(Reuters) – Futures on Canada’s main stock index fell on Monday, dragged down by bullion and oil prices as investors feared an aggressive central bank policy tightening could trigger a global economic slowdown potential.
September futures on the S&P/TSX index were down 0.6% at 7:09 a.m. ET, after the Toronto Stock Exchange’s S&P/TSX Composite Index ended Friday at its lowest closing level. over two months.
Oil prices fell 1%, continuing their downward trend for a second straight day, while gold prices hovered at their lowest level in 2.5 years amid a stronger dollar and rising bond yields. [O/R][GOL/]
A rising dollar makes the yellow metal more expensive for other currency holders, while higher interest rates dampen the appeal of zero-return bullion.
Last week, the TSX fell 4.7% as worries about the economic impact of central bank tightening overshadowed national data showing easing inflationary pressures. The index has fallen 4.4% so far this month and around 16% from its March closing high.

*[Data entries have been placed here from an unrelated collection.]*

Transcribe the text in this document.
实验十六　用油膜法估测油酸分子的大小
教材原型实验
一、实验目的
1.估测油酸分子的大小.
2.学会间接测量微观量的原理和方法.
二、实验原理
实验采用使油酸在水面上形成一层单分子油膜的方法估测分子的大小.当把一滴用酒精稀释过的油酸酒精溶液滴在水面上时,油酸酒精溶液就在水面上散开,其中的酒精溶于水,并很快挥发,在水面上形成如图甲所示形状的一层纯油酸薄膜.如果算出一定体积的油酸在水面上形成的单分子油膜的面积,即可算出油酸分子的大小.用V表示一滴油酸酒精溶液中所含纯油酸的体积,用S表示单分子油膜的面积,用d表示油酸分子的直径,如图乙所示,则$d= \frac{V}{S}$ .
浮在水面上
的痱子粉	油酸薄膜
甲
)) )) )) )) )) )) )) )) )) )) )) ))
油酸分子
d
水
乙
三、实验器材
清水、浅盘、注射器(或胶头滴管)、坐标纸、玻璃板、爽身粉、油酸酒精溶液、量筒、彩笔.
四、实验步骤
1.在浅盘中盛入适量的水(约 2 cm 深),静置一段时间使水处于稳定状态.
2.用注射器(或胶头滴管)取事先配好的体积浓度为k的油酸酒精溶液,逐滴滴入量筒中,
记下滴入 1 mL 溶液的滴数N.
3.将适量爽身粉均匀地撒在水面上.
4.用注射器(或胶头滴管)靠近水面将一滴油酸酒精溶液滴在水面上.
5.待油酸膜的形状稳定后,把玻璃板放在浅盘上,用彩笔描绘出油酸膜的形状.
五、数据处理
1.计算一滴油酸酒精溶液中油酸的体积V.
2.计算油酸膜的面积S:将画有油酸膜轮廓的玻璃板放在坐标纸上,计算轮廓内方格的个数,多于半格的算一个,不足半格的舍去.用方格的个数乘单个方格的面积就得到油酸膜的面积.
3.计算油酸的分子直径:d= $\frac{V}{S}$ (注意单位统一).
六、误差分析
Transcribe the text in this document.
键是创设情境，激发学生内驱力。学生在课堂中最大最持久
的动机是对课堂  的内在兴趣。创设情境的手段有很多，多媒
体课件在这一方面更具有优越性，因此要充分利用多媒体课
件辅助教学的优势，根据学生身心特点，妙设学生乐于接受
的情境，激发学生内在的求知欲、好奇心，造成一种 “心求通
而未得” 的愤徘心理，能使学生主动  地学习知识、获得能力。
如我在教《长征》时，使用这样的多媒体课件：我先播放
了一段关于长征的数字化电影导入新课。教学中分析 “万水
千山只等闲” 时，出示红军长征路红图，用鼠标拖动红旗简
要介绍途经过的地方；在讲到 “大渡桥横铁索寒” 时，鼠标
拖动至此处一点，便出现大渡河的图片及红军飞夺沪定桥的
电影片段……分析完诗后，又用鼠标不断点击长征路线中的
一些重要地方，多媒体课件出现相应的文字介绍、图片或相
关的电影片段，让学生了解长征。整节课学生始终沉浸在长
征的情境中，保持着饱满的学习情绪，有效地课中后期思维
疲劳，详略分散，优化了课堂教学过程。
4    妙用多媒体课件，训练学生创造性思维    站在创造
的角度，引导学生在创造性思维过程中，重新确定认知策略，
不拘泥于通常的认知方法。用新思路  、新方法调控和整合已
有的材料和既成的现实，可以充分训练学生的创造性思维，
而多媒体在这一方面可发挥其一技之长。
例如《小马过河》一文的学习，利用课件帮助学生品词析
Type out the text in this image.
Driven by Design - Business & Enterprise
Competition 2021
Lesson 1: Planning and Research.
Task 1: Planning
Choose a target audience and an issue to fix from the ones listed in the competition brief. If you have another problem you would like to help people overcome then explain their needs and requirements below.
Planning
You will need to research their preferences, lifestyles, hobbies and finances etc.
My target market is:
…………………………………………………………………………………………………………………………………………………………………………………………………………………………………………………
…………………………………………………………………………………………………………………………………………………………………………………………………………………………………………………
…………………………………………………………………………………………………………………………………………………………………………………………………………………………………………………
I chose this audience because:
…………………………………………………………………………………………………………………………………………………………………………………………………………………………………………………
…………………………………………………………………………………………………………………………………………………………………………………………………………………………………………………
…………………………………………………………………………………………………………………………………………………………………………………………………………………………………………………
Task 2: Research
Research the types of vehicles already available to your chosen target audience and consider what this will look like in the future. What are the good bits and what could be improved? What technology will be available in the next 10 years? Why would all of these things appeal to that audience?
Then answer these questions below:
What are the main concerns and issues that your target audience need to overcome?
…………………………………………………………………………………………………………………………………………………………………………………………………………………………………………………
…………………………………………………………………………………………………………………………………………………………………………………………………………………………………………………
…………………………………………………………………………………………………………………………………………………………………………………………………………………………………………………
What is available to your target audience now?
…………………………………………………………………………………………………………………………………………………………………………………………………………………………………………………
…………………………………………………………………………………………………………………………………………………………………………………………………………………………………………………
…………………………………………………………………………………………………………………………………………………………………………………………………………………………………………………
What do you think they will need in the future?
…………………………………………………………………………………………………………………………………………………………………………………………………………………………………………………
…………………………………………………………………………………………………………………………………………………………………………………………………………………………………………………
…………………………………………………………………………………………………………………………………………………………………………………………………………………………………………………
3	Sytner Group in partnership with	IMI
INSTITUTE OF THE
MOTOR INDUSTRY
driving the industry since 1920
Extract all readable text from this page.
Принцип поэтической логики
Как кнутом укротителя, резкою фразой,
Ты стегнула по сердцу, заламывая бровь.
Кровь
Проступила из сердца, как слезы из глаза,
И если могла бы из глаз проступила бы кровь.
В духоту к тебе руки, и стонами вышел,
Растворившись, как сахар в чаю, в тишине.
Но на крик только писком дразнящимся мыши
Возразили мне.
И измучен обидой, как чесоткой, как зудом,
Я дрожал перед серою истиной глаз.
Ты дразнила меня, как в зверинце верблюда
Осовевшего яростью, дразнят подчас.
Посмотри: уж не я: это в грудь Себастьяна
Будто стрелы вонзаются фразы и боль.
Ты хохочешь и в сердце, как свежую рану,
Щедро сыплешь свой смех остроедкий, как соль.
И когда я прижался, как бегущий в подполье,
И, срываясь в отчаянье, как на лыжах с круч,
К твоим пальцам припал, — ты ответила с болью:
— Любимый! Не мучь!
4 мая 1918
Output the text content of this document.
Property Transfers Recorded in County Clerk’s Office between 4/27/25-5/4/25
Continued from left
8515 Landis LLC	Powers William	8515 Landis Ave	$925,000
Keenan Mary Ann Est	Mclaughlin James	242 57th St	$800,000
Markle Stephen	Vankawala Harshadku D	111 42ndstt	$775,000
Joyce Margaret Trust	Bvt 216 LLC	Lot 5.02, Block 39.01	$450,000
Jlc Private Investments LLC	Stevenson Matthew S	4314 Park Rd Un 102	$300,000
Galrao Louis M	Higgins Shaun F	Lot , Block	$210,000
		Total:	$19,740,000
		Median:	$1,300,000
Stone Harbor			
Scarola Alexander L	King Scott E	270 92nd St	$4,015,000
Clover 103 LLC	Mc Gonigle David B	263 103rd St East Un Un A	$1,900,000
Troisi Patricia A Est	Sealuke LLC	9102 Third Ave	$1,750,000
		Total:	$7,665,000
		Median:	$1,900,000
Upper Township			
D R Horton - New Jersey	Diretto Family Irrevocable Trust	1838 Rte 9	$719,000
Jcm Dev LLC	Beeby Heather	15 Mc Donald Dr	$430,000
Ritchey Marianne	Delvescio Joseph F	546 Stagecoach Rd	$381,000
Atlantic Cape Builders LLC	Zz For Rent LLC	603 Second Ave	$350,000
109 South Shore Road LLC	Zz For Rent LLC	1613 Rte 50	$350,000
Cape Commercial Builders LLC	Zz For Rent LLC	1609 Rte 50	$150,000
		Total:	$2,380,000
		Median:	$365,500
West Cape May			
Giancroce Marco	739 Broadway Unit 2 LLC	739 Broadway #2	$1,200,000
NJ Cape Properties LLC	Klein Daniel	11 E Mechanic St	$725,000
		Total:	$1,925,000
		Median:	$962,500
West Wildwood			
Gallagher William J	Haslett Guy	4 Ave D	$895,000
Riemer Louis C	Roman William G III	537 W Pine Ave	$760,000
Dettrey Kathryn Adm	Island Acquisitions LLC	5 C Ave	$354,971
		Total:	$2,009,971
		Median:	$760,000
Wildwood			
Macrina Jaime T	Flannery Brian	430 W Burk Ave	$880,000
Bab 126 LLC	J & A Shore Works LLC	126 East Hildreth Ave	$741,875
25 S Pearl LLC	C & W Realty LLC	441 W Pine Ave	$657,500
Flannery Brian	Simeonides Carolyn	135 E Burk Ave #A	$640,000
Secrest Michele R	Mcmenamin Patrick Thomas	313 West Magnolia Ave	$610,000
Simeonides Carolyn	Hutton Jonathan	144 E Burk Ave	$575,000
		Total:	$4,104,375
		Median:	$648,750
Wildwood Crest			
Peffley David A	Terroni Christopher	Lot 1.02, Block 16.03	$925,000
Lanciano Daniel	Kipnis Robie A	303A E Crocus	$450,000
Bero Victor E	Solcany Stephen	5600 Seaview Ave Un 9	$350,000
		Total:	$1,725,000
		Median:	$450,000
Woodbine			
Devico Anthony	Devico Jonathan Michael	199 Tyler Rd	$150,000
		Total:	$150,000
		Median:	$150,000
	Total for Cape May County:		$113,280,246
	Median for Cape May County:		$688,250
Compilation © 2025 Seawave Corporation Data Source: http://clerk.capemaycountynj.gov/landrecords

Futures in US markets looked gloomy after a week of heavy selling, triggered by hikes by global central banks. Dow e-minis were down 229 points, or 0.77% as of 7:09 a.m. ET, while S&P 500 e-minis were down 31.5 points, or 0.85% and Nasdaq 100 e-minis were down 82.75 points, or 0.73%. [.N]
HC Wainwright started covering gold mining company Victoria Gold Corp with a “buy” rating and a PT of C$23.
Meanwhile, a government official said Sunday it would take Canada several months to restore critical infrastructure after powerful storm Fiona left an “unprecedented” trail of destruction.